Cinder herself is a renowned mechanic who also happens to be a cyborg. Both she and her handsome prince, in this instance Prince Kaito (known as Kai), have a fine line in sarcasm and there are some nice, witty exchanges between the two. The wicked stepmother is still in evidence, but we have only one ugly stepsister in this instance (and ugly on the inside at that): The other is actually rather nice and is Cinder’s only human friend. All of these characters are affected by letumosis (helpfully autocorrected to legumes), a deadly plague that is sweeping across the planet.

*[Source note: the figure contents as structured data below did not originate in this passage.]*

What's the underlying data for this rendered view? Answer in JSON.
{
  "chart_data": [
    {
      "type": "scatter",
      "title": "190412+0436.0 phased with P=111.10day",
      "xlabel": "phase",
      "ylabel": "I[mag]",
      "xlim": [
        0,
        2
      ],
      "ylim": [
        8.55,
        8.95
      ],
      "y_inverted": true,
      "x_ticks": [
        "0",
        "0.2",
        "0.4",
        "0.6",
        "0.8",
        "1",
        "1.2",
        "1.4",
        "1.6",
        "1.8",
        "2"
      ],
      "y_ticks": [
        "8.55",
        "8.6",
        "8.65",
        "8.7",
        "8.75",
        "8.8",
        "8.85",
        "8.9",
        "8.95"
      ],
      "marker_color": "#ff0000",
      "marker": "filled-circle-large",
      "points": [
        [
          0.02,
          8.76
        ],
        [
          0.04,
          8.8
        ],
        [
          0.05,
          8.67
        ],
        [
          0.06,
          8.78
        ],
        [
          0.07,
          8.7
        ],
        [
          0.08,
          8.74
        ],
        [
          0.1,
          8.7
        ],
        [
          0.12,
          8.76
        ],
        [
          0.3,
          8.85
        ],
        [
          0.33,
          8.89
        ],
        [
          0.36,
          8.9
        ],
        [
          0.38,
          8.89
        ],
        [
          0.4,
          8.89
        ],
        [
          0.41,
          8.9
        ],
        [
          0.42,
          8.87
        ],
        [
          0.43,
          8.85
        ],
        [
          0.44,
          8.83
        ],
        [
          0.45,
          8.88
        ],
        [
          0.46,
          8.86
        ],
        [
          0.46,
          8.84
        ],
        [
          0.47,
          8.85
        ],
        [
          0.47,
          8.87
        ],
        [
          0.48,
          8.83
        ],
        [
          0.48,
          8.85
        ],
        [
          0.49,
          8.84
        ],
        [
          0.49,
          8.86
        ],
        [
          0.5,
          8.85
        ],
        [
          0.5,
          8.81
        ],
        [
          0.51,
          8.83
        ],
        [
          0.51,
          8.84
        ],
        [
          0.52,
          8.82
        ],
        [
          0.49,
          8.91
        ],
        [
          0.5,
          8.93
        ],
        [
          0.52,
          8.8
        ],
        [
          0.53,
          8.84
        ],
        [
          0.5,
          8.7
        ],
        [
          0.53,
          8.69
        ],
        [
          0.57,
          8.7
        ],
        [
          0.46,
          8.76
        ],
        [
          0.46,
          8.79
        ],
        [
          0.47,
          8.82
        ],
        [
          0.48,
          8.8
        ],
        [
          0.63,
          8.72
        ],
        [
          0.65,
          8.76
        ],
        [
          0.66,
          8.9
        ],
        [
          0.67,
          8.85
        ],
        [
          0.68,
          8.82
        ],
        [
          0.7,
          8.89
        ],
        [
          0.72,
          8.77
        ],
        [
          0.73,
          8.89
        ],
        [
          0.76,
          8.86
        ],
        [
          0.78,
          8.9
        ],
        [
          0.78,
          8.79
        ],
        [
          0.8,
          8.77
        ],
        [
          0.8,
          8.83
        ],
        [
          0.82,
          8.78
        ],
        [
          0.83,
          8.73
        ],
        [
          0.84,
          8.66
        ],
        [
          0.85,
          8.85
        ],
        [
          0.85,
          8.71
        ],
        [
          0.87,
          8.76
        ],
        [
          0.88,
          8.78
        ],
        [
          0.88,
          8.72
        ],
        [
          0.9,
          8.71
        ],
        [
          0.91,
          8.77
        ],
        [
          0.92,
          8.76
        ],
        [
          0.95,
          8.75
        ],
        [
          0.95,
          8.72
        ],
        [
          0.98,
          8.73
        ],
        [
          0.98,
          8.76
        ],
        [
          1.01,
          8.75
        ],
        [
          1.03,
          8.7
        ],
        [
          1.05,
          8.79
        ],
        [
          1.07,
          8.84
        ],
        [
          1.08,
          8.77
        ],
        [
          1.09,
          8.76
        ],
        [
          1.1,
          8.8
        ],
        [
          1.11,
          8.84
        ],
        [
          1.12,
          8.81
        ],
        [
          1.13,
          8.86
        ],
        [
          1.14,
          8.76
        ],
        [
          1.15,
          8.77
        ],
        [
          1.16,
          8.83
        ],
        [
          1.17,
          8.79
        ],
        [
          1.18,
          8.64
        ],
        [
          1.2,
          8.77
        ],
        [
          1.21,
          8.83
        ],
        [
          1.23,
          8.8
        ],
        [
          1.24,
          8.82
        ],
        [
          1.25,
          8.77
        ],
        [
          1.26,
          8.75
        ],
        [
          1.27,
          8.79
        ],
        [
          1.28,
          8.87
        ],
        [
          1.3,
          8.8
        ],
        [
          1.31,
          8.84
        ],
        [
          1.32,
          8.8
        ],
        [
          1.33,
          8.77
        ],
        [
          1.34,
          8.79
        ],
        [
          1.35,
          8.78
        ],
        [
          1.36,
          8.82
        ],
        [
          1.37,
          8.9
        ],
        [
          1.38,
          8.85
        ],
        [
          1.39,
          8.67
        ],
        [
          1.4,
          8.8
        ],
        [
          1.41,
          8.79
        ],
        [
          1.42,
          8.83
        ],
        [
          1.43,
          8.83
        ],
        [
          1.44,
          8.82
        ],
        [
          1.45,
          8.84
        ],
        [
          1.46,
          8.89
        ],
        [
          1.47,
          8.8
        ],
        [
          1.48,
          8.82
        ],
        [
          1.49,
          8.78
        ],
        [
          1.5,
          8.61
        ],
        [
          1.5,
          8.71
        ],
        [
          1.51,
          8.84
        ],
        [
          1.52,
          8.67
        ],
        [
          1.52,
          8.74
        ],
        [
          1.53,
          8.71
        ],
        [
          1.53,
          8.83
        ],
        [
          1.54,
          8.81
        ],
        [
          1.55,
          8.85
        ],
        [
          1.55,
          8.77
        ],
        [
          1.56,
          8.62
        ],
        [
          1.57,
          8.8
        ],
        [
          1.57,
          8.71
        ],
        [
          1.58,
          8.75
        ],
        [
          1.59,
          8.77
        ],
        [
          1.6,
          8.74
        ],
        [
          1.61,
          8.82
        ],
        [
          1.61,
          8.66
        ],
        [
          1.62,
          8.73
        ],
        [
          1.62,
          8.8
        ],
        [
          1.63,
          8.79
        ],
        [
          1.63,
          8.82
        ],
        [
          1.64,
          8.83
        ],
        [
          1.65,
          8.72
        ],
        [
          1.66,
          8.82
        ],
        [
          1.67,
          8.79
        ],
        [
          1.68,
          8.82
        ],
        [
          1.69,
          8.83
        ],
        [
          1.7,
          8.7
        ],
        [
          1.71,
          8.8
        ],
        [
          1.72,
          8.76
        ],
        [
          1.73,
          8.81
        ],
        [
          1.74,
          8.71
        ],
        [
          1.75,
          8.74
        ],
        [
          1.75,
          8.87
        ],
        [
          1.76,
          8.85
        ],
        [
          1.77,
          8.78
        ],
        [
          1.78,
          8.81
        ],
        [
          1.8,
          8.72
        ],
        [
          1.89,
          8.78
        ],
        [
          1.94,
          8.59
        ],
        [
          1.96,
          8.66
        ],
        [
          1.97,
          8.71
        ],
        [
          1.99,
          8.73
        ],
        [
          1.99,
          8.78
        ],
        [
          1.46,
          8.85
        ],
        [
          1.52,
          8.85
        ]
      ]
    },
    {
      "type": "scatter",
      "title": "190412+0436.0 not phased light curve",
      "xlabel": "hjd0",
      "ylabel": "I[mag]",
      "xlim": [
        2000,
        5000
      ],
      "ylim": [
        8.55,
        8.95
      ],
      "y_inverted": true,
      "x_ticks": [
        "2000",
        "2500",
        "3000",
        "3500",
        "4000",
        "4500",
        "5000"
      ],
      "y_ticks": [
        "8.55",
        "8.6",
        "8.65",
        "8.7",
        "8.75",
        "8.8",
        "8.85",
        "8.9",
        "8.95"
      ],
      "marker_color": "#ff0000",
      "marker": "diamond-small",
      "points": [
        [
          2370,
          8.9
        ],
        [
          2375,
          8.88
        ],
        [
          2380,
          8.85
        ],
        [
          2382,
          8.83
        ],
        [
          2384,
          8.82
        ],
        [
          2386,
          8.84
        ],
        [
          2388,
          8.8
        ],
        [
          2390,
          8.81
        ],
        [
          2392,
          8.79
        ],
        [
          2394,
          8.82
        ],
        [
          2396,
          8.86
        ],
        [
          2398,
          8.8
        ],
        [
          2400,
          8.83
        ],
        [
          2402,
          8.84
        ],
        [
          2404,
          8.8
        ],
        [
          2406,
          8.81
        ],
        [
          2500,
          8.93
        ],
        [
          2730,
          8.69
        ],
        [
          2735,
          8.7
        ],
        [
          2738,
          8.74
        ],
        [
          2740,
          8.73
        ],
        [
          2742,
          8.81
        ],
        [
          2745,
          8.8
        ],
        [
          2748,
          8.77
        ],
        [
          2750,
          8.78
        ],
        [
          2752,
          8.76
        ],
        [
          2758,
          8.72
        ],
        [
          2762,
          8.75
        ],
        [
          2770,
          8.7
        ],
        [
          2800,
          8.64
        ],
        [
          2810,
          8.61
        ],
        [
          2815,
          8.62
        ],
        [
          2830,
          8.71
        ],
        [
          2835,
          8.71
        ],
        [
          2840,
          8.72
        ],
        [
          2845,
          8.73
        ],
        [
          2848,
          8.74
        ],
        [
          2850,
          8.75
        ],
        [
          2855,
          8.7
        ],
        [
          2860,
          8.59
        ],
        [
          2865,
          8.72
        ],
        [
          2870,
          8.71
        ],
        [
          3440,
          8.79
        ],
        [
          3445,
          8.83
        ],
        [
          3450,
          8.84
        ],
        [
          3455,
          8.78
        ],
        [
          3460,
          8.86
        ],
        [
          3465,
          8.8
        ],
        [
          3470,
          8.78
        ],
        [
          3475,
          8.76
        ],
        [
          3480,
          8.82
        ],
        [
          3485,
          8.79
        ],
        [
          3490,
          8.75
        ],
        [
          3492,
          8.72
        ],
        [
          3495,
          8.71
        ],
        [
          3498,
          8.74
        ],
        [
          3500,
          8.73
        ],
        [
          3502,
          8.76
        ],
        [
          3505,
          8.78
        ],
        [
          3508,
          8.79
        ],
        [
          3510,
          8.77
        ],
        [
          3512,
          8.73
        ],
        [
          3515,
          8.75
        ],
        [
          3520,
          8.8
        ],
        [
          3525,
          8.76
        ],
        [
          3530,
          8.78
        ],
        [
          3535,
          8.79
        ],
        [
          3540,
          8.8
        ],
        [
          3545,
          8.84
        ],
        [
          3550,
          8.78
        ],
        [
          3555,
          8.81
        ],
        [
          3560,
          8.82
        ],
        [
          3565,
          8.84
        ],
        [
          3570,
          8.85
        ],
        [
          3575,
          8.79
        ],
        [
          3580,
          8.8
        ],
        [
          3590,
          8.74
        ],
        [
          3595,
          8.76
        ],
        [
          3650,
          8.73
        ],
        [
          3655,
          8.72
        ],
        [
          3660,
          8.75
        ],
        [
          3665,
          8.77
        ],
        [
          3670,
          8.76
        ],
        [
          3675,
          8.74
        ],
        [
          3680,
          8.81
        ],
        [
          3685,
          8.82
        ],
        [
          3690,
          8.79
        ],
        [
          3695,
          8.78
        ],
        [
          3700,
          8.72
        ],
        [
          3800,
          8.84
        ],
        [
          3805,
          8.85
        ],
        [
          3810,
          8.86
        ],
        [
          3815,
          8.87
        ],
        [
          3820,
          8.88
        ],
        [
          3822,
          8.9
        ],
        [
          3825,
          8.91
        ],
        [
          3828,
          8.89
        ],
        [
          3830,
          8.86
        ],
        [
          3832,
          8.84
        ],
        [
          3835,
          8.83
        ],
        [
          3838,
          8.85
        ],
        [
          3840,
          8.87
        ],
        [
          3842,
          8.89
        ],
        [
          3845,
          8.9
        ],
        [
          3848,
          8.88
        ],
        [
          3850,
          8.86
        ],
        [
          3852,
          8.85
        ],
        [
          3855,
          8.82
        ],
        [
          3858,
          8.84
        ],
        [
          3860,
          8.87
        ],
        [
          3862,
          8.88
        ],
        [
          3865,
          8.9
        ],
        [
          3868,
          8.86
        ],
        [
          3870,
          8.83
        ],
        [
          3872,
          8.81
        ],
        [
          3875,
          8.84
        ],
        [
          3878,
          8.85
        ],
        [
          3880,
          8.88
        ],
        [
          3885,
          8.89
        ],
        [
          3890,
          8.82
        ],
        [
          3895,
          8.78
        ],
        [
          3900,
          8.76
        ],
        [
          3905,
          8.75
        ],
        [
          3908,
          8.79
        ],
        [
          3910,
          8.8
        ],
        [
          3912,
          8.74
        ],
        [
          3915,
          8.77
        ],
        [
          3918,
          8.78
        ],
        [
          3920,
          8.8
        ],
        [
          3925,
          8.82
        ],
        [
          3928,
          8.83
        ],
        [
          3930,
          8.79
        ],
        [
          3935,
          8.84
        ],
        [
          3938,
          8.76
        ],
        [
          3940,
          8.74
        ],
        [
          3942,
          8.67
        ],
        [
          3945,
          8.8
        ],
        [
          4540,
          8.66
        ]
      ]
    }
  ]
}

This ‘micro story’ in which these characters are involved is tethered to a ‘macro story’ that, presumably, will run throughout the series. This involves a growing enmity between the people of Earth and the Lunar; a race with powers of psychic control ruled over by a – you guessed it – wicked queen (Levana).
And so we move onto the ‘on the other hand’ bit. Whilst the novel is absolutely packed with brilliant ideas, none of them are really explored in much depth. It is strongly implied that humanity has fallen but the nature of this Fall is never made clear. And the novel is set in New Beijing, which seems such a specific, considered choice but we get so little sense of its culture that it could have been set anywhere. More is made of the fact that Cinder is a cyborg but not enough. She is excluded, persecuted, feels like an outsider. But the broader implications of her nature are overlooked. To what extent is she human? What implications does this have for humanity? Is she, in some ways, more human than the humans? As with the implied Fall, Meyer sidesteps the opportunity to explore deeper themes and, as a consequence, the novel feels superficial.
The writing is also rather shaky in places. Even when unjust and horrible things happen to Cinder, the events are conveyed in stilted, somewhat flat language that fails to evoke much emotion. Berated by her stepmother in the most awful of ways, Cinder merely responds by ‘stomping her foot’, thus sucking all of the tension out of the scene in a millisecond.
I have to be fair here, though, and say that although I was hugely dissatisfied with the story, I was never bored and it did hold my interest. There are also some very well executed action scenes towards the end. This could have been so much more than a pacy blockbuster, though. Ultimately, I feel that this is a novel that starts out as being inventive and becomes a narrative full of wasted opportunities. It touches upon so many potentially thought-provoking themes that are never fully explored.